This is just a very short post about Hadoop Streaming which I hope will be helpful for people who stumble upon the same problem. For those who don’t know Hadoop streaming: It enables you to create MapReduce jobs with arbitrary executables/scripts as the mapper and/or reducer so you don’t have to write a Java wrapper application to execute it on your Hadoop cluster. This allows for parallelized execution of e.g. a file compression utility for a large set of files with just one command line call.
Suppose you would like to process a set of files using Hadoop streaming with one map job per input file. The official FAQ recommends to:
“Generate a file containing the full HDFS path of the input files. Each map task would get one file name as input.” 1
I’ve followed this advice, but for some reason I couldn’t figure out Hadoop created jobs in a different fashion than I had expected. 2 For example, in one use case I had only two files listed in my input file on a 10 node test cluster. Based on different debug specifications for mapreduce.map.tasks it either (1) processed just one file at the same time but with two mappers each or (2) it processed both at the same time and again with two mappers each. For the mapper I’m using this is a no-go because the output file for the corresponding input file then is written to by both mapper processes causing inconsistencies to the output.
The solution was quite straightforward. Instead of using the default TextInputFormat I passed org.apache.hadoop.mapred.lib.NLineInputFormat as the parameter for the -inputformat switch. In my mapper script I now receive not just the file name as input, but key values pair, the key being the start position of the line in the file and value being the line contents separated by a tab.
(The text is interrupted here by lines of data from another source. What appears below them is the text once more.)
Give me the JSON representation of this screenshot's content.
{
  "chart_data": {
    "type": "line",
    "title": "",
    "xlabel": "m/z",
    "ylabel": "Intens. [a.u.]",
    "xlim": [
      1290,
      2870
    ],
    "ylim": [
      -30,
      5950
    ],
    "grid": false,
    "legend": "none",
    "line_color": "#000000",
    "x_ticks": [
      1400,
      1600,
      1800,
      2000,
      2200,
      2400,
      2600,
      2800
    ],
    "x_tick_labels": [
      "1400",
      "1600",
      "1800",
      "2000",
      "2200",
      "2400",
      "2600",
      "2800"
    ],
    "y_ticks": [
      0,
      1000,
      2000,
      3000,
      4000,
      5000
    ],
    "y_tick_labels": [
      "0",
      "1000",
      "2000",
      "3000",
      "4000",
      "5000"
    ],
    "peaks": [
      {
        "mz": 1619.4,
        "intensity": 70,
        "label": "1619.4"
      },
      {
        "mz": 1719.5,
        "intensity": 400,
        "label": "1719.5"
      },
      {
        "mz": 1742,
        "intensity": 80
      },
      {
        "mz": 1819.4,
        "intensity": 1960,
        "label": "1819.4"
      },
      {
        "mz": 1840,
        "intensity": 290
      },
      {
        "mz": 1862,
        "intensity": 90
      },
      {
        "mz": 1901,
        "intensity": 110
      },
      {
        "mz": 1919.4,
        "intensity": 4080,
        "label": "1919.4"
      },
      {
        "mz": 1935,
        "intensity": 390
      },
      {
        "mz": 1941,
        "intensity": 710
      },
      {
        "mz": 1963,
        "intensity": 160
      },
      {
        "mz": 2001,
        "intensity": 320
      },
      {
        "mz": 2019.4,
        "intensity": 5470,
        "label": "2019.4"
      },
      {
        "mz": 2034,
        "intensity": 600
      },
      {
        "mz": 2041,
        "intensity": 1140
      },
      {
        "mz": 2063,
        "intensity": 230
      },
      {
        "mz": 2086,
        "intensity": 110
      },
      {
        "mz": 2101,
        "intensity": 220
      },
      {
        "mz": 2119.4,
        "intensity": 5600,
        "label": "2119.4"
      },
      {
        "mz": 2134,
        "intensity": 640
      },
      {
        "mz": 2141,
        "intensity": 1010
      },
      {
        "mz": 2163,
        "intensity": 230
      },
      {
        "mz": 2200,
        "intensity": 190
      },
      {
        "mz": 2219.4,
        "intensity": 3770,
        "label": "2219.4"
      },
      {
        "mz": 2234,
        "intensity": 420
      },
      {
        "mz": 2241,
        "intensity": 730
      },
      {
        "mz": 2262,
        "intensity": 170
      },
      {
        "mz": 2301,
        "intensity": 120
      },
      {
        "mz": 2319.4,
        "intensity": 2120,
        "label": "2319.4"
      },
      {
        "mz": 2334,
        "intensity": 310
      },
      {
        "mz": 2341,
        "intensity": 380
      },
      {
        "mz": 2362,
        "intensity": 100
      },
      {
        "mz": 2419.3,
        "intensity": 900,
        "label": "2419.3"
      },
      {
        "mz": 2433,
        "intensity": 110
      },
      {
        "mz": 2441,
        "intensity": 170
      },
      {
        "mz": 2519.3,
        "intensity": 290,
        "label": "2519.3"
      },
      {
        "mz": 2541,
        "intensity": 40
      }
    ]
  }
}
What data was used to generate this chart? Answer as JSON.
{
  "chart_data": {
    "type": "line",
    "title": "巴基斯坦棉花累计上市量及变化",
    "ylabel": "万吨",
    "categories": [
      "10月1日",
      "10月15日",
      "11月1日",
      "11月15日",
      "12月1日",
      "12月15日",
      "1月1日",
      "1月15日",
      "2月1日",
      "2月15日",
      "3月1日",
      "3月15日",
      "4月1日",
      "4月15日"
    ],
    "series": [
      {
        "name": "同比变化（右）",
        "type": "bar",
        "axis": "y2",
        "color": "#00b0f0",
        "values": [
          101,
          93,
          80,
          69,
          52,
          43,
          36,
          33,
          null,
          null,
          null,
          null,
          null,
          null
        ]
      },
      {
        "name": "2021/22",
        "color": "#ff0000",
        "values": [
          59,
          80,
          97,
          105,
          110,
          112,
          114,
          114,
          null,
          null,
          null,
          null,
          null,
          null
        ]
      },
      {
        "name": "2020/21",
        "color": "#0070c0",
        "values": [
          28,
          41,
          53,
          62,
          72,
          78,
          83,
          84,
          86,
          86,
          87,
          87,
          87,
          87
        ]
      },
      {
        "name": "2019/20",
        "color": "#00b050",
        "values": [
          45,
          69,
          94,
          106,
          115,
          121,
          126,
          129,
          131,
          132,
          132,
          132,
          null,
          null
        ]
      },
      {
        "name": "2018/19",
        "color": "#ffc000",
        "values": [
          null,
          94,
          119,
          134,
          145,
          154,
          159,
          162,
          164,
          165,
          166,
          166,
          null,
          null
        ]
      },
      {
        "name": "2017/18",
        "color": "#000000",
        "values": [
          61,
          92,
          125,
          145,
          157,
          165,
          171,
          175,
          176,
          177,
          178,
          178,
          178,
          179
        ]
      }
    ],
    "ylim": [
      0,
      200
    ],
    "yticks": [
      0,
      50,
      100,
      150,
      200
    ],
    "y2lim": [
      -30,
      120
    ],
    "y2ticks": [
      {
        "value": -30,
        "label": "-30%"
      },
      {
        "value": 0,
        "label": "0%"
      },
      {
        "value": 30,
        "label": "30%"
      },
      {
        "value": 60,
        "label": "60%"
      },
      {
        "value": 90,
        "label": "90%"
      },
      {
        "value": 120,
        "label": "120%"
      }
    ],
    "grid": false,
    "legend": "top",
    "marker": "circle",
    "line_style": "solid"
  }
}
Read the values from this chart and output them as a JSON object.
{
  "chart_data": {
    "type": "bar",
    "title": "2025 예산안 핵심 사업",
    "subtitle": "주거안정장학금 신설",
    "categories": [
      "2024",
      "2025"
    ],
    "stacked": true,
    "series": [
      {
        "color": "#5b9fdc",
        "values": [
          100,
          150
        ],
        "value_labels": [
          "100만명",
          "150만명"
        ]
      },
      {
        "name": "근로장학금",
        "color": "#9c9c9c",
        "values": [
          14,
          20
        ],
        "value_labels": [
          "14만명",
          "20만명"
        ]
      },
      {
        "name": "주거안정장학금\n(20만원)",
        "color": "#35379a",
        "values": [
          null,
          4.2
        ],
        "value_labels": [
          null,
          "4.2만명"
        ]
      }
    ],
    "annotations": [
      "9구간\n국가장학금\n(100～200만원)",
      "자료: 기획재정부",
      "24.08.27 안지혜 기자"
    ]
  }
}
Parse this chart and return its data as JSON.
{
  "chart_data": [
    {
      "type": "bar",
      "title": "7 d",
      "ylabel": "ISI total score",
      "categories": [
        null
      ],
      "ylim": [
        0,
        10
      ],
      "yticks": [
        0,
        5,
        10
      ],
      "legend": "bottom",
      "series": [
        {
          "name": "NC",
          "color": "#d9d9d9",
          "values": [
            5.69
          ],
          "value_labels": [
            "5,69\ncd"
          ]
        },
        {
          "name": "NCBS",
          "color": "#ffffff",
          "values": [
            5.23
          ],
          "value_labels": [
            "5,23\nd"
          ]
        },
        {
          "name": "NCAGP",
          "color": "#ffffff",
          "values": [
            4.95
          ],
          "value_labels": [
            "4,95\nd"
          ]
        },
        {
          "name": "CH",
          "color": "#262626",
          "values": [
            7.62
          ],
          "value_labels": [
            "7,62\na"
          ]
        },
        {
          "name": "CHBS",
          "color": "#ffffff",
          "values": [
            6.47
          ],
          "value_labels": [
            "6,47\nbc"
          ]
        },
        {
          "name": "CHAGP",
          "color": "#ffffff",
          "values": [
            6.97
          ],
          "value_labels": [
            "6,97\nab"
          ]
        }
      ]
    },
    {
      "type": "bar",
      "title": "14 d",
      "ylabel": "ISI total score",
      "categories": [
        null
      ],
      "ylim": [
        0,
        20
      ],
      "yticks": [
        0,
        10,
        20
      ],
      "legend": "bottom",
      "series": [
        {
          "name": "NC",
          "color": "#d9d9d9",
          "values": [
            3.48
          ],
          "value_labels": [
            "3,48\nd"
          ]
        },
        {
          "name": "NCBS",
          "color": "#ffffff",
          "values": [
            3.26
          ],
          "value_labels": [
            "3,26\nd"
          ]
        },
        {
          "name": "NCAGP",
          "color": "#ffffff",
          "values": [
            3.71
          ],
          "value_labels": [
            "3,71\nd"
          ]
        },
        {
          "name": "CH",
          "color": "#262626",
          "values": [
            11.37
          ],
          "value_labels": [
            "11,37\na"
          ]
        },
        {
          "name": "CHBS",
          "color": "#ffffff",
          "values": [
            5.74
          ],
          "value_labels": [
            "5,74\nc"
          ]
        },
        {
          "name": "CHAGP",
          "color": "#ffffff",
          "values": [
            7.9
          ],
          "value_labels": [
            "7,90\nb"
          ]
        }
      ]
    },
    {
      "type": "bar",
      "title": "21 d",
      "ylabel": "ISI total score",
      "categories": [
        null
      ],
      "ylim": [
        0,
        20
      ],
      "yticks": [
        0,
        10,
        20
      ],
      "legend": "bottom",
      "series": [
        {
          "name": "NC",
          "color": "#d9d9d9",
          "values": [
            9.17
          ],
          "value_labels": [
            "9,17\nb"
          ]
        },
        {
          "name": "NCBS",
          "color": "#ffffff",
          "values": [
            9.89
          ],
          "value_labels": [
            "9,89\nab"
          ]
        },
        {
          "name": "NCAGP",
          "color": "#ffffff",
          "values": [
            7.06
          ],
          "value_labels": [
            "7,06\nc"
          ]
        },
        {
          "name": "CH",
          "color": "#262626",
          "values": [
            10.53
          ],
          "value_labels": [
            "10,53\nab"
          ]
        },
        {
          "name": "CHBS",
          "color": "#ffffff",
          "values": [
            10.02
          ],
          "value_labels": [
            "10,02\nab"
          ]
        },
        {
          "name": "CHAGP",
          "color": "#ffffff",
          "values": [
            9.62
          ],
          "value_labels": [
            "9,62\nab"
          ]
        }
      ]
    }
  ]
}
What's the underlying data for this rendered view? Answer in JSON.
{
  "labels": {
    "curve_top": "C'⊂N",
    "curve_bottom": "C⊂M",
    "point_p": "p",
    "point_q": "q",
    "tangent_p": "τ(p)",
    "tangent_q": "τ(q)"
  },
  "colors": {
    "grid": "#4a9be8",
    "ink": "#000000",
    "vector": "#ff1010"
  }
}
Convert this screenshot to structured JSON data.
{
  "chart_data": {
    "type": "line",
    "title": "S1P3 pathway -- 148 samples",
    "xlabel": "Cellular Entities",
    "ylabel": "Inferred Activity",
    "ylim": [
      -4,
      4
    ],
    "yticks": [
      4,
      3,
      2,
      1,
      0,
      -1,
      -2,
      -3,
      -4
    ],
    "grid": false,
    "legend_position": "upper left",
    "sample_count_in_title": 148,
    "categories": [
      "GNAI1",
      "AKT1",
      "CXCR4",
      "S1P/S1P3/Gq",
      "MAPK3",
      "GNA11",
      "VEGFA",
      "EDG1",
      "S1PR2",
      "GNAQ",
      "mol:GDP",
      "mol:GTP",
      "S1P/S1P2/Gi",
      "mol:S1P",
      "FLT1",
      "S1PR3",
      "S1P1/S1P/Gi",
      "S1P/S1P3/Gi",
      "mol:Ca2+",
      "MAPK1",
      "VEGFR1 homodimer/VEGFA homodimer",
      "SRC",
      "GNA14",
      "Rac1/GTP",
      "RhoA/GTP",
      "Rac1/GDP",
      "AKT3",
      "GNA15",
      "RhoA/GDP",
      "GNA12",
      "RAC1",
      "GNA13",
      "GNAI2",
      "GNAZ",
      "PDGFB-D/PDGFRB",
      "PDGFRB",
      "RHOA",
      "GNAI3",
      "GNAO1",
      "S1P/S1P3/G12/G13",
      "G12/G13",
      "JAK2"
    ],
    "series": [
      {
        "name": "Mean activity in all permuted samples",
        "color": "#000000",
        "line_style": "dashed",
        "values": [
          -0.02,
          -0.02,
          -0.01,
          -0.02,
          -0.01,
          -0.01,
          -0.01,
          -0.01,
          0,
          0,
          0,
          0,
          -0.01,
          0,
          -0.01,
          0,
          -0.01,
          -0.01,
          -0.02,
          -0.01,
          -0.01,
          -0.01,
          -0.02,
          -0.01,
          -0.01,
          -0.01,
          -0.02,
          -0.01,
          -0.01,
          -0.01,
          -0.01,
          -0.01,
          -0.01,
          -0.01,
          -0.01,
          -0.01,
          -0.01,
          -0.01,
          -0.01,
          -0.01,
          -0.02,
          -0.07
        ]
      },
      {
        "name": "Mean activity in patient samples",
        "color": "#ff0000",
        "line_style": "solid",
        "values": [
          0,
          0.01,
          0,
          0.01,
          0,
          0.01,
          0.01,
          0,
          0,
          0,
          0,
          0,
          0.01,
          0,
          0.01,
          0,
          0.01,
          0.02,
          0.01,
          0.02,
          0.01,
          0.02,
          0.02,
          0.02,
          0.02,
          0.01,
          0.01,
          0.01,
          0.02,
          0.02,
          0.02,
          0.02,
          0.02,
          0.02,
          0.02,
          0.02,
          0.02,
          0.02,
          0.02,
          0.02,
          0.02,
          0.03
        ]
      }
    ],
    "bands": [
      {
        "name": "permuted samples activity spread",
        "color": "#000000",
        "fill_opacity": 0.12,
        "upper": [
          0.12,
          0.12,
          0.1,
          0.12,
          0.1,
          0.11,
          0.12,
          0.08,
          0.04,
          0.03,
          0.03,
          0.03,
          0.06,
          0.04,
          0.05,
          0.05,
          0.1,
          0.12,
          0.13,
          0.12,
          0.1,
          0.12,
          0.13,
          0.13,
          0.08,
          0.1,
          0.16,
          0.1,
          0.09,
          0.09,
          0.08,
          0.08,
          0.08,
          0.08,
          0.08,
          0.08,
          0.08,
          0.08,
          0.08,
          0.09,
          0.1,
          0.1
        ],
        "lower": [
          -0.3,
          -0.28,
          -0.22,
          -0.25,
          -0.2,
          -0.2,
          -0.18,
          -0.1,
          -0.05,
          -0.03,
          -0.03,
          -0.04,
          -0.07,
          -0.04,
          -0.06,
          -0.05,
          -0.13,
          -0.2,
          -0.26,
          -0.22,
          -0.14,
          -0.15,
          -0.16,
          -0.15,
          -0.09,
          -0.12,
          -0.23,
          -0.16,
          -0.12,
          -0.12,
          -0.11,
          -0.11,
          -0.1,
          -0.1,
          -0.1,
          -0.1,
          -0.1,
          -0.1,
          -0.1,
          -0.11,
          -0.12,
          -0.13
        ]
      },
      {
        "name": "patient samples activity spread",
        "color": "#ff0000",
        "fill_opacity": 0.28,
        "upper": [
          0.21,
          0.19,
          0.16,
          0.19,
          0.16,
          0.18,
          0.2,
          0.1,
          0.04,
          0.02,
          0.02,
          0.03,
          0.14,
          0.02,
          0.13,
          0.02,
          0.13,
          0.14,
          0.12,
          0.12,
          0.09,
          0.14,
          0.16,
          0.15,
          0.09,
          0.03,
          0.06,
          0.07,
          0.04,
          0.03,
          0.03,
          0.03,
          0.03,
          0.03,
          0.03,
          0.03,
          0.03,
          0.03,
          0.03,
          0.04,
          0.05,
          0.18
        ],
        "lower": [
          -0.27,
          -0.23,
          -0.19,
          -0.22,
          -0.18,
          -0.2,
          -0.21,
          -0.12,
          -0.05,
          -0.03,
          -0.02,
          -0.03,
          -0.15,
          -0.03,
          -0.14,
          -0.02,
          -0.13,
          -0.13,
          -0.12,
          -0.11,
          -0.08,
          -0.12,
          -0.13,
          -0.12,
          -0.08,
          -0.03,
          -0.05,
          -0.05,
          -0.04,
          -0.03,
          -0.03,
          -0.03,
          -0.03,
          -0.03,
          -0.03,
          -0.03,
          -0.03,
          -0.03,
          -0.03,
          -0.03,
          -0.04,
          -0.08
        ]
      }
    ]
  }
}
My mapper script is written in Python, so after doing a
# ... other code here ...
for task in sys.stdin:
(key, file) = task.rstrip().split('\t')
I have the input file name for my map job and do the actual processing.
- http://hadoop.apache.org/docs/current/hadoop-mapreduce-client/hadoop-mapreduce-client-core/HadoopStreaming.html#How_do_I_process_files_one_per_map ↩
- Admittedly, one thing I haven’t checked is whether this happens because I’m not using hdfs:// style URLs, but the corresponding NFS file paths instead due to the fact that I’m operating on the HDFS via the HDFS NFS Gateway. But even if it was different for hdfs:// URLs, the solution will be useful for other NFS gateway users. ↩